When Sue nearly died :(

Frau Moritz
Rita&Sue
Published in
3 min readApr 26, 2019

After work on Friday, me and Dan were having a glass of red in front of the woodburner in the kitchen, eating hummus and all that Lidl stuff.

Dan and Ruby by the fire in the kitchen.

Rita and Sue were in the living room, on the giant plant pot, scurrying backwards and forwards through the cardboard tube to their tank.

I honestly believed our cat, Ruby, loved the gerbils. What wasn’t there to love? From when Dan first bought them for my birthday, I had introduced them to her gently, gradually letting her rub her head on Sue’s each night before I put her back in her cage telling her in a soothing voice.. ‘that’s nice, Ruby. Good girl’. I had searched ‘mouse and cat friends’ on the internet and was convinced that there was enough love for us all. My mum, Pat, had already placed bets on the gerbils being killed by one of our 3 cats. She said they didn’t stand a chance.

That evening, Ruby was in the kitchen sitting by the radiator. Whilst we were thinking about a top up of wine, she was thinking about THEM.

Dan‘s phone went. It was Ian — an unexpected airbnb guest who said he was around the corner and wondered where he could park.

The bedsheets had been drying in the living room. You can guess what happened next.

Dan jumped up to help Ian with the parking. I sprang up to check whether the bedsheets were dry. Ruby saw her opportunity and pounced.

I turned around to see her with a whole gerbil hanging from her mouth. It was Sue.

Bloodcurdlingly, I screamed at Ruby, who flung Sue from her mouth. I scooped her up, got Ruby out of the room, and put both gerbils back in their cage.

I could see that Sue was seriously injured. Her eye was bleeding and she was limping. I had ‘rescued’ enough mice from the cats in the past to recognise that shocked, still look. Despite attempts to keep them alive in various fluffy containers, they were always, always dead by morning.

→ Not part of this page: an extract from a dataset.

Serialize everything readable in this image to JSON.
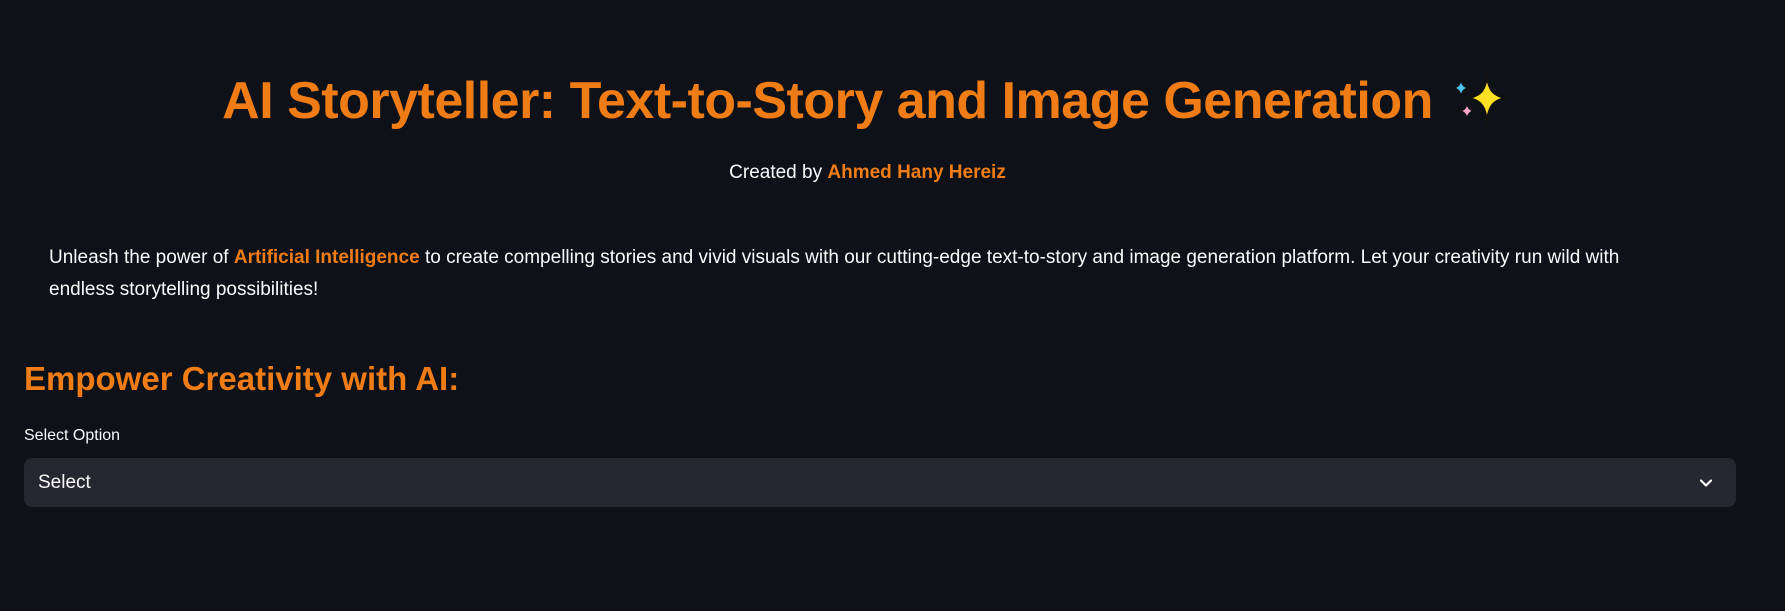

Rita knew something was wrong. She went over to Sue, who was usually full of life, and sniffed her. She started to groom her gently. All the while, Sue sat in a toilet roll tube, her belly gradually sinking to the floor. As though to leave her in peace, Rita then left Sue and began to make a new nest away from the tube.

Me and Dan cried separately. I drank loads more red wine. He went to bed. We admitted that we had both prayed for Sue to survive though neither of us is religious.

Later that night, when Dan was in bed, I took the dying Sue out of the cage, and put her on my jumper so she would not die alone. We went to sleep together. Well, I passed out.

Sometime in the middle of the night, Dan woke me up.

“Where’s Sue?” he asked.

Drunk and confused I replied, “I don’t know”.

Then I recalled sitting with Sue as she died.

“I think she was sitting on me. I was holding her as she died”.

Dan moved all the cushions from the settee, expecting to find a dead thing. He lifted one of the cushions, and there was Sue! Surprised and alive!

We popped her back in the cage, still doubtful that she would make it until morning.

The next morning. I looked into the cage. No longer sitting by herself in the toilet roll tube, Sue was in a snuggled heap of fur, in Rita’s new nest. She must have crawled over to her friend for comfort in the night. She was still breathing and raised her head to greet me.

I phoned the vets who advised to bring her straight in to be checked over.

Rita went with her and the vet gently looked at her eye and leg.

“She’s a very lucky gerbil,” she said as she drew a line where the teeniest amount of anti-biotics would go to on the syringe.

And she was lucky. 2 months later, Sue is perfectly back to her old self.

Needless to say, Ruby is no longer allowed to give her a goodnight head rub.